Deploy to a dev environment that mirrors production's schema with scrubbed or synthetic data. Catches edge cases at realistic object counts without exposing production data. Review the log to confirm expected changes:

# Deploy and review logs
schemaquench

Use WhatIfONLY: true for manual review sessions when you want to preview changes without applying them.

Pre-Install on Runners

Drop the SchemaQuench binary onto each CI runner or agent once and add it to PATH — MSI on Windows, zip into /usr/local/bin on Linux.
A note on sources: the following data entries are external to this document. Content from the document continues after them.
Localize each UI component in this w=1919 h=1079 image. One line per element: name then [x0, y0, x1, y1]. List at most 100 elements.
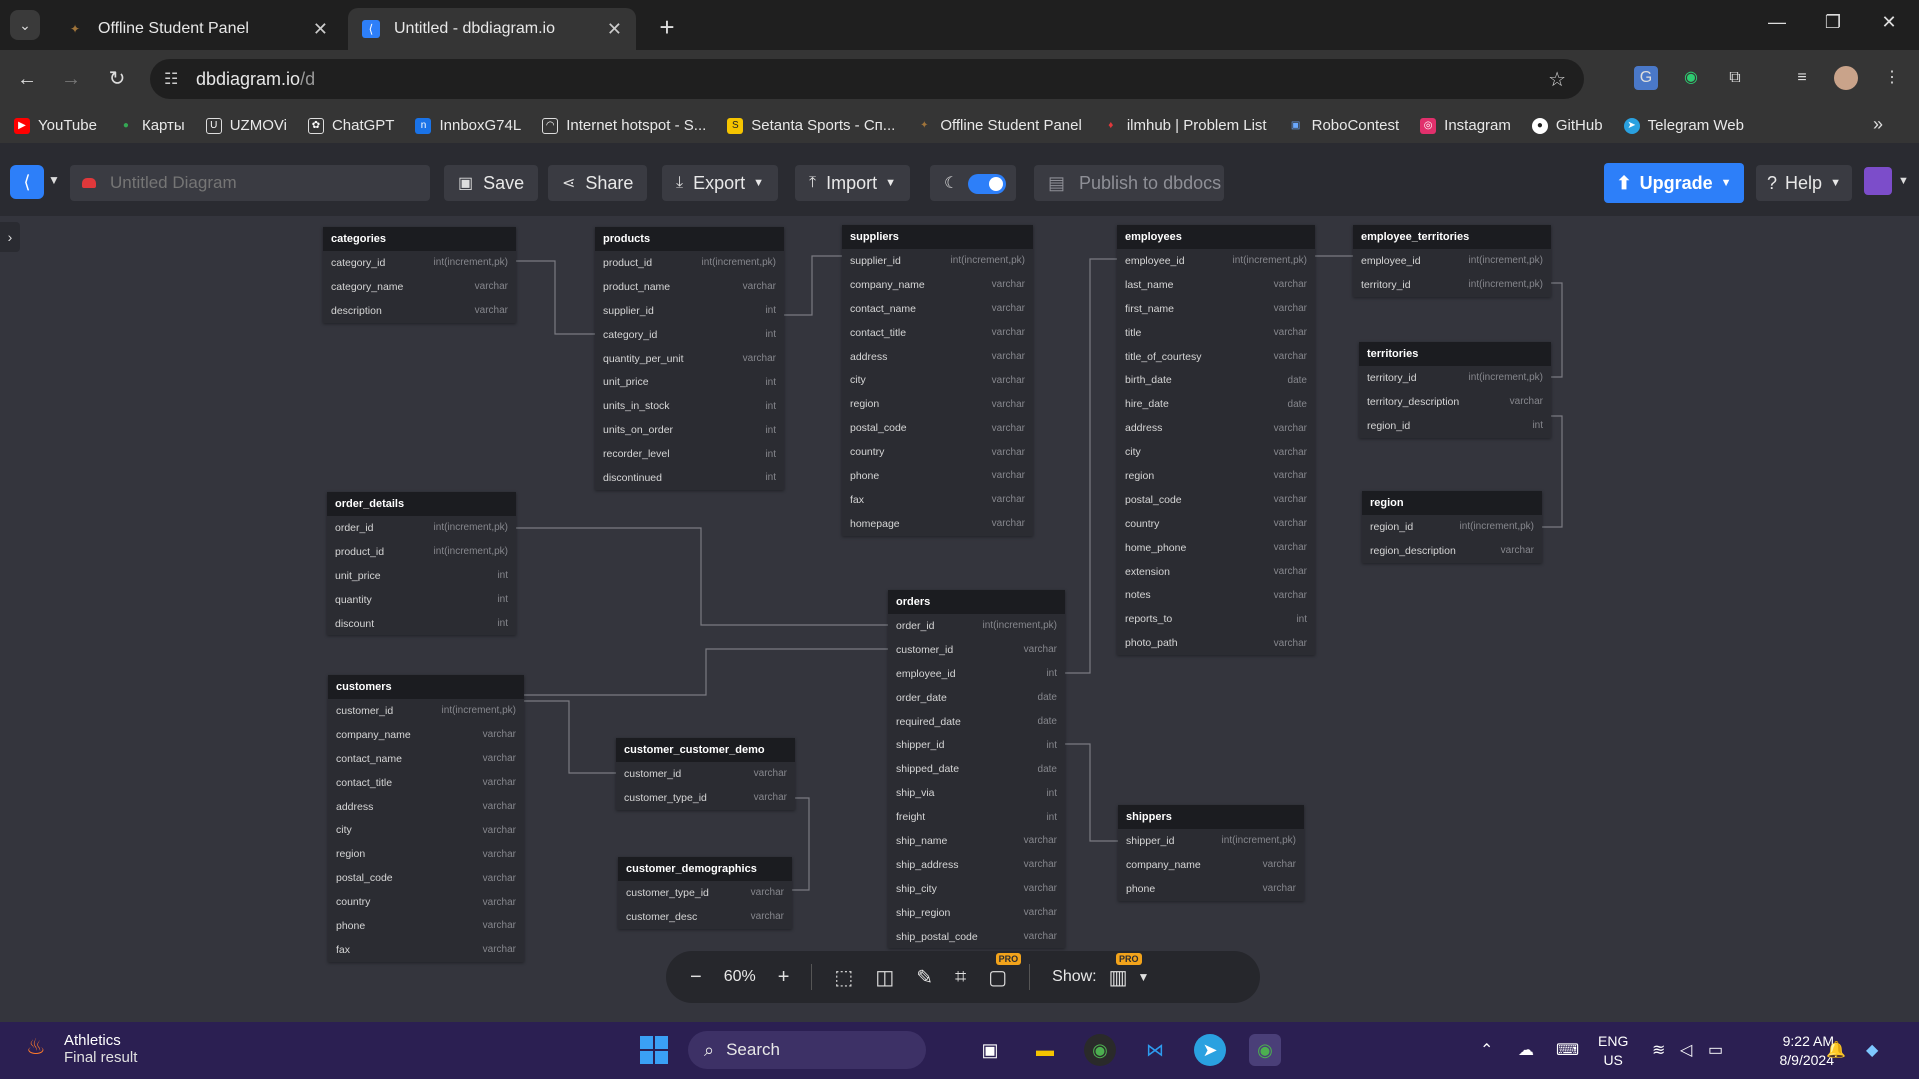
minimize-button[interactable]: —	[1762, 12, 1792, 33]
table-customer-demographics[interactable]: customer_demographics customer_type_id var…	[618, 857, 792, 929]
table-column-row[interactable]: units_in_stock int	[595, 394, 784, 418]
table-column-row[interactable]: employee_id int(increment,pk)	[1353, 249, 1551, 273]
sidebar-expand-icon[interactable]: ›	[0, 222, 20, 252]
tab-close-icon[interactable]: ✕	[607, 19, 622, 40]
table-header[interactable]: customer_customer_demo	[616, 738, 795, 762]
user-avatar-icon[interactable]	[1864, 167, 1892, 195]
table-column-row[interactable]: region_id int	[1359, 414, 1551, 438]
table-column-row[interactable]: shipped_date date	[888, 757, 1065, 781]
notification-bell-icon[interactable]: 🔔	[1826, 1040, 1846, 1060]
bookmark-uzmovi[interactable]: U UZMOVi	[205, 117, 287, 134]
news-widget[interactable]: ♨ Athletics Final result	[26, 1032, 137, 1066]
chevron-double-right-icon[interactable]: »	[1873, 114, 1883, 135]
table-column-row[interactable]: extension varchar	[1117, 560, 1315, 584]
table-column-row[interactable]: reports_to int	[1117, 607, 1315, 631]
zoom-level[interactable]: 60%	[724, 968, 756, 986]
table-column-row[interactable]: hire_date date	[1117, 392, 1315, 416]
chrome-icon[interactable]: ◉	[1084, 1034, 1116, 1066]
copilot-icon[interactable]: ◆	[1866, 1040, 1878, 1060]
toggle-switch[interactable]	[968, 174, 1006, 194]
battery-icon[interactable]: ▭	[1708, 1040, 1723, 1060]
table-customers[interactable]: customers customer_id int(increment,pk) com…	[328, 675, 524, 962]
language-indicator[interactable]: ENG US	[1598, 1032, 1628, 1070]
table-column-row[interactable]: recorder_level int	[595, 442, 784, 466]
table-column-row[interactable]: freight int	[888, 805, 1065, 829]
bookmark-youtube[interactable]: ▶ YouTube	[14, 117, 97, 134]
task-view-icon[interactable]: ▣	[974, 1034, 1006, 1066]
table-region[interactable]: region region_id int(increment,pk) region_d…	[1362, 491, 1542, 563]
table-column-row[interactable]: contact_title varchar	[842, 321, 1033, 345]
table-column-row[interactable]: product_id int(increment,pk)	[595, 251, 784, 275]
table-column-row[interactable]: product_name varchar	[595, 275, 784, 299]
table-orders[interactable]: orders order_id int(increment,pk) customer_…	[888, 590, 1065, 949]
table-column-row[interactable]: address varchar	[328, 795, 524, 819]
table-header[interactable]: products	[595, 227, 784, 251]
media-controls-icon[interactable]: ≡	[1790, 66, 1814, 90]
table-column-row[interactable]: units_on_order int	[595, 418, 784, 442]
table-column-row[interactable]: country varchar	[1117, 512, 1315, 536]
table-column-row[interactable]: customer_type_id varchar	[618, 881, 792, 905]
help-button[interactable]: ? Help ▼	[1756, 165, 1852, 201]
volume-icon[interactable]: ◁	[1680, 1040, 1692, 1060]
table-column-row[interactable]: unit_price int	[327, 564, 516, 588]
table-column-row[interactable]: ship_name varchar	[888, 829, 1065, 853]
table-products[interactable]: products product_id int(increment,pk) produ…	[595, 227, 784, 490]
tab-search-button[interactable]: ⌄	[10, 10, 40, 40]
table-header[interactable]: employee_territories	[1353, 225, 1551, 249]
bookmark-chatgpt[interactable]: ✿ ChatGPT	[307, 117, 394, 134]
browser-menu-icon[interactable]: ⋮	[1880, 66, 1904, 90]
wifi-icon[interactable]: ≋	[1652, 1040, 1665, 1060]
table-column-row[interactable]: quantity int	[327, 588, 516, 612]
table-column-row[interactable]: contact_name varchar	[328, 747, 524, 771]
relationship-line[interactable]	[784, 255, 842, 316]
bookmark-star-icon[interactable]: ☆	[1548, 67, 1566, 92]
dbdiagram-logo-icon[interactable]: ⟨	[10, 165, 44, 199]
table-column-row[interactable]: supplier_id int	[595, 299, 784, 323]
relationship-line[interactable]	[792, 797, 810, 891]
chevron-down-icon[interactable]: ▼	[1898, 175, 1909, 187]
import-button[interactable]: ⤒ Import ▼	[795, 165, 910, 201]
table-column-row[interactable]: birth_date date	[1117, 368, 1315, 392]
table-employee-territories[interactable]: employee_territories employee_id int(incre…	[1353, 225, 1551, 297]
table-column-row[interactable]: territory_id int(increment,pk)	[1359, 366, 1551, 390]
show-layout-icon[interactable]: ▥ PRO	[1109, 952, 1142, 990]
table-column-row[interactable]: category_id int	[595, 323, 784, 347]
table-column-row[interactable]: contact_name varchar	[842, 297, 1033, 321]
relationship-line[interactable]	[516, 260, 595, 335]
tab-close-icon[interactable]: ✕	[313, 19, 328, 40]
table-header[interactable]: suppliers	[842, 225, 1033, 249]
table-column-row[interactable]: region_id int(increment,pk)	[1362, 515, 1542, 539]
close-window-button[interactable]: ✕	[1874, 12, 1904, 33]
table-column-row[interactable]: order_date date	[888, 686, 1065, 710]
table-column-row[interactable]: territory_description varchar	[1359, 390, 1551, 414]
highlight-pen-icon[interactable]: ✎	[916, 965, 933, 990]
table-column-row[interactable]: quantity_per_unit varchar	[595, 347, 784, 371]
bookmark-github[interactable]: ● GitHub	[1531, 117, 1603, 134]
diagram-title-input[interactable]	[70, 165, 430, 201]
site-info-icon[interactable]: ☷	[164, 69, 178, 89]
chevron-down-icon[interactable]: ▼	[1138, 970, 1150, 984]
table-customer-customer-demo[interactable]: customer_customer_demo customer_id varchar…	[616, 738, 795, 810]
table-column-row[interactable]: postal_code varchar	[842, 416, 1033, 440]
table-column-row[interactable]: home_phone varchar	[1117, 536, 1315, 560]
table-column-row[interactable]: territory_id int(increment,pk)	[1353, 273, 1551, 297]
publish-dbdocs-button[interactable]: ▤ Publish to dbdocs	[1034, 165, 1224, 201]
table-column-row[interactable]: phone varchar	[842, 464, 1033, 488]
table-column-row[interactable]: order_id int(increment,pk)	[888, 614, 1065, 638]
table-suppliers[interactable]: suppliers supplier_id int(increment,pk) com…	[842, 225, 1033, 536]
forward-icon[interactable]: →	[58, 66, 84, 92]
save-button[interactable]: ▣ Save	[444, 165, 539, 201]
grammarly-extension-icon[interactable]: ◉	[1679, 66, 1703, 90]
table-column-row[interactable]: title varchar	[1117, 321, 1315, 345]
table-column-row[interactable]: category_name varchar	[323, 275, 516, 299]
table-column-row[interactable]: company_name varchar	[842, 273, 1033, 297]
table-column-row[interactable]: employee_id int	[888, 662, 1065, 686]
back-icon[interactable]: ←	[14, 66, 40, 92]
table-header[interactable]: order_details	[327, 492, 516, 516]
table-column-row[interactable]: region varchar	[842, 392, 1033, 416]
table-column-row[interactable]: customer_id varchar	[616, 762, 795, 786]
table-column-row[interactable]: notes varchar	[1117, 583, 1315, 607]
translate-extension-icon[interactable]: G	[1634, 66, 1658, 90]
table-header[interactable]: orders	[888, 590, 1065, 614]
table-column-row[interactable]: category_id int(increment,pk)	[323, 251, 516, 275]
Pipelines stay clean, you skip the download on every run, and install matches your existing runner provisioning.

Self-contained executable — no .NET SDK, no runtime, no package manager plugins.

Per-Environment Config

Deploy the same schema package to every environment. Per-environment values — server, credentials, script tokens — come from your CI secret store as env vars. SmithySettings_Target__Server changes from db-staging-01 to db-prod-01 when you promote; every other setting stays constant.

Same artifact deploys to every environment — only env vars change.

Never Commit Secrets

Store connection strings and credentials in your CI/CD platform's secret management:

  • Jenkins: Credentials Plugin
  • GitHub: Repository Secrets
  • GitLab: CI/CD Variables (masked)
  • Azure DevOps: Variable Groups / Key Vault

Use environment variables or file injection at runtime.
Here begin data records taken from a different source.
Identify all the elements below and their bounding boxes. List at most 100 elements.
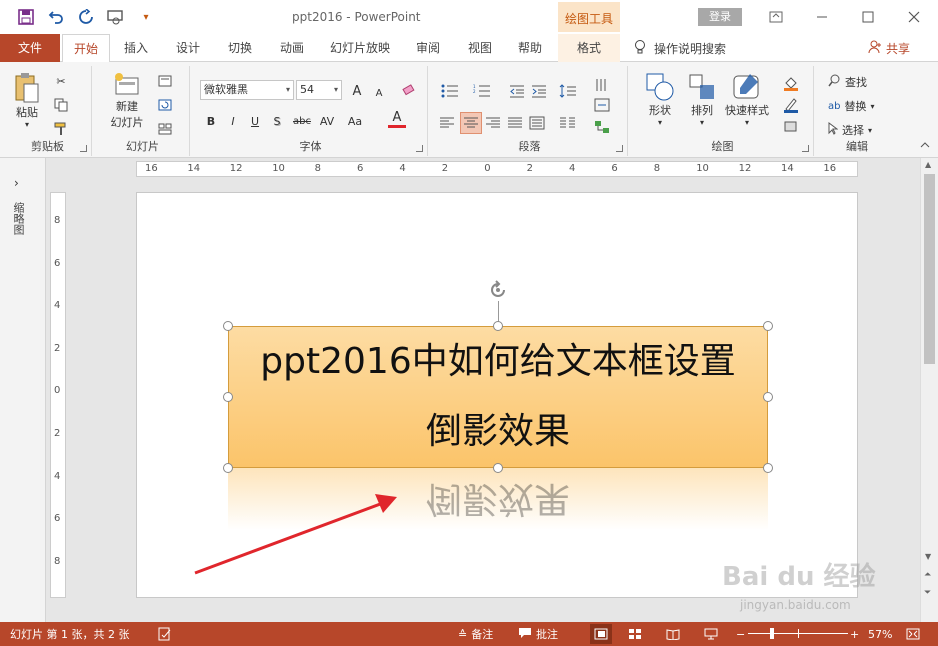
shadow-button[interactable]: S: [268, 112, 286, 130]
layout-icon[interactable]: [156, 72, 174, 90]
align-right-icon[interactable]: [484, 114, 502, 132]
reading-view-icon[interactable]: [666, 622, 680, 646]
undo-icon[interactable]: [46, 7, 66, 27]
resize-handle-ne[interactable]: [763, 321, 773, 331]
textbox-text[interactable]: ppt2016中如何给文本框设置 倒影效果: [260, 327, 735, 467]
prev-slide-icon[interactable]: ⏶: [924, 570, 931, 580]
paragraph-launcher-icon[interactable]: [616, 145, 623, 152]
shapes-button[interactable]: 形状 ▾: [638, 72, 682, 127]
font-launcher-icon[interactable]: [416, 145, 423, 152]
section-icon[interactable]: [156, 120, 174, 138]
shape-fill-icon[interactable]: [778, 74, 804, 92]
tab-insert[interactable]: 插入: [114, 34, 158, 62]
tab-home[interactable]: 开始: [62, 34, 110, 63]
fit-to-window-icon[interactable]: [906, 622, 920, 646]
resize-handle-e[interactable]: [763, 392, 773, 402]
underline-button[interactable]: U: [246, 112, 264, 130]
comments-button[interactable]: 批注: [518, 622, 558, 646]
drawing-launcher-icon[interactable]: [802, 145, 809, 152]
tab-format[interactable]: 格式: [558, 34, 620, 62]
numbering-icon[interactable]: 12: [470, 82, 494, 100]
decrease-indent-icon[interactable]: [508, 82, 526, 100]
save-icon[interactable]: [16, 7, 36, 27]
increase-indent-icon[interactable]: [530, 82, 548, 100]
collapse-ribbon-icon[interactable]: [916, 136, 934, 154]
align-text-icon[interactable]: [590, 96, 614, 114]
find-button[interactable]: 查找: [828, 74, 867, 90]
share-button[interactable]: 共享: [868, 34, 910, 62]
line-spacing-icon[interactable]: [556, 82, 580, 100]
tell-me-search[interactable]: 操作说明搜索: [634, 34, 726, 62]
shape-outline-icon[interactable]: [778, 96, 804, 114]
bullets-icon[interactable]: [438, 82, 462, 100]
columns-icon[interactable]: [556, 114, 580, 132]
tab-view[interactable]: 视图: [458, 34, 502, 62]
format-painter-icon[interactable]: [52, 120, 70, 138]
slide-canvas[interactable]: 倒影效果 ppt2016中如何给文本框设置 倒影效果: [136, 192, 858, 598]
resize-handle-se[interactable]: [763, 463, 773, 473]
selected-textbox[interactable]: ppt2016中如何给文本框设置 倒影效果: [228, 326, 768, 468]
paste-button[interactable]: 粘贴 ▾: [10, 72, 44, 129]
maximize-icon[interactable]: [856, 6, 880, 28]
smartart-icon[interactable]: [590, 118, 614, 136]
resize-handle-nw[interactable]: [223, 321, 233, 331]
resize-handle-w[interactable]: [223, 392, 233, 402]
horizontal-ruler[interactable]: 16 14 12 10 8 6 4 2 0 2 4 6 8 10 12 14 16: [136, 161, 858, 177]
tab-animations[interactable]: 动画: [270, 34, 314, 62]
ribbon-display-options-icon[interactable]: [764, 6, 788, 28]
distributed-icon[interactable]: [528, 114, 546, 132]
next-slide-icon[interactable]: ⏷: [924, 588, 931, 598]
tab-review[interactable]: 审阅: [406, 34, 450, 62]
tab-help[interactable]: 帮助: [508, 34, 552, 62]
normal-view-icon[interactable]: [590, 624, 612, 644]
minimize-icon[interactable]: [810, 6, 834, 28]
zoom-out-icon[interactable]: −: [736, 622, 745, 646]
quick-styles-button[interactable]: 快速样式 ▾: [720, 72, 774, 127]
scroll-up-icon[interactable]: ▲: [925, 160, 931, 169]
copy-icon[interactable]: [52, 96, 70, 114]
tab-file[interactable]: 文件: [0, 34, 60, 62]
zoom-level[interactable]: 57%: [868, 622, 892, 646]
align-center-icon[interactable]: [460, 112, 482, 134]
italic-button[interactable]: I: [224, 112, 242, 130]
bold-button[interactable]: B: [202, 112, 220, 130]
spell-check-icon[interactable]: [158, 622, 172, 646]
scrollbar-thumb[interactable]: [924, 174, 935, 364]
font-color-button[interactable]: A: [388, 110, 406, 128]
thumbnail-pane[interactable]: › 缩略图: [0, 158, 46, 622]
arrange-button[interactable]: 排列 ▾: [682, 72, 722, 127]
shrink-font-icon[interactable]: A: [370, 84, 388, 102]
notes-button[interactable]: ≙ 备注: [458, 622, 493, 646]
resize-handle-n[interactable]: [493, 321, 503, 331]
cut-icon[interactable]: ✂: [52, 72, 70, 90]
clear-format-icon[interactable]: [400, 82, 418, 100]
replace-button[interactable]: ab 替换 ▾: [828, 98, 875, 114]
resize-handle-sw[interactable]: [223, 463, 233, 473]
tab-transitions[interactable]: 切换: [218, 34, 262, 62]
font-name-select[interactable]: 微软雅黑 ▾: [200, 80, 294, 100]
shape-effects-icon[interactable]: [778, 118, 804, 136]
scroll-down-icon[interactable]: ▼: [925, 552, 931, 561]
zoom-thumb[interactable]: [770, 628, 774, 639]
grow-font-icon[interactable]: A: [348, 82, 366, 100]
presentation-icon[interactable]: [106, 7, 126, 27]
char-spacing-button[interactable]: AV: [316, 112, 338, 130]
reset-icon[interactable]: [156, 96, 174, 114]
select-button[interactable]: 选择 ▾: [828, 122, 872, 138]
text-direction-icon[interactable]: [590, 76, 614, 94]
vertical-scrollbar[interactable]: ▲ ▼ ⏶ ⏷: [920, 158, 938, 622]
zoom-in-icon[interactable]: +: [850, 622, 859, 646]
new-slide-button[interactable]: 新建 幻灯片: [102, 72, 152, 130]
align-left-icon[interactable]: [438, 114, 456, 132]
slideshow-view-icon[interactable]: [704, 622, 718, 646]
strikethrough-button[interactable]: abc: [290, 112, 314, 130]
resize-handle-s[interactable]: [493, 463, 503, 473]
justify-icon[interactable]: [506, 114, 524, 132]
tab-design[interactable]: 设计: [166, 34, 210, 62]
redo-icon[interactable]: [76, 7, 96, 27]
clipboard-launcher-icon[interactable]: [80, 145, 87, 152]
vertical-ruler[interactable]: 8 6 4 2 0 2 4 6 8: [50, 192, 66, 598]
customize-qat-icon[interactable]: ▾: [136, 7, 156, 27]
expand-thumbnails-icon[interactable]: ›: [14, 176, 19, 190]
slide-sorter-icon[interactable]: [628, 622, 642, 646]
Pro Tip: Validate Before Deploying

Wire up JSON Schema validation when you zip your schema package — it catches structural problems before the first database call. The SchemaSmith demos include JSON Schema files for Product.json, Template.json, and table JSON files that you can use with tools like ajv, along with a sample GitHub Action for CI validation.

Pro Tip: Resume After a Failed Run

SchemaQuench records a checkpoint after each completed step. If a pipeline deployment trips partway through — a network blip, a lock timeout, a bad data row at step 14 of 20 — re-run with --ResumeQuench and it skips everything already applied, resuming at the first incomplete step. Checkpoint files are cleared automatically on clean runs. Leave the flag off for pipelines that rebuild databases from scratch every run.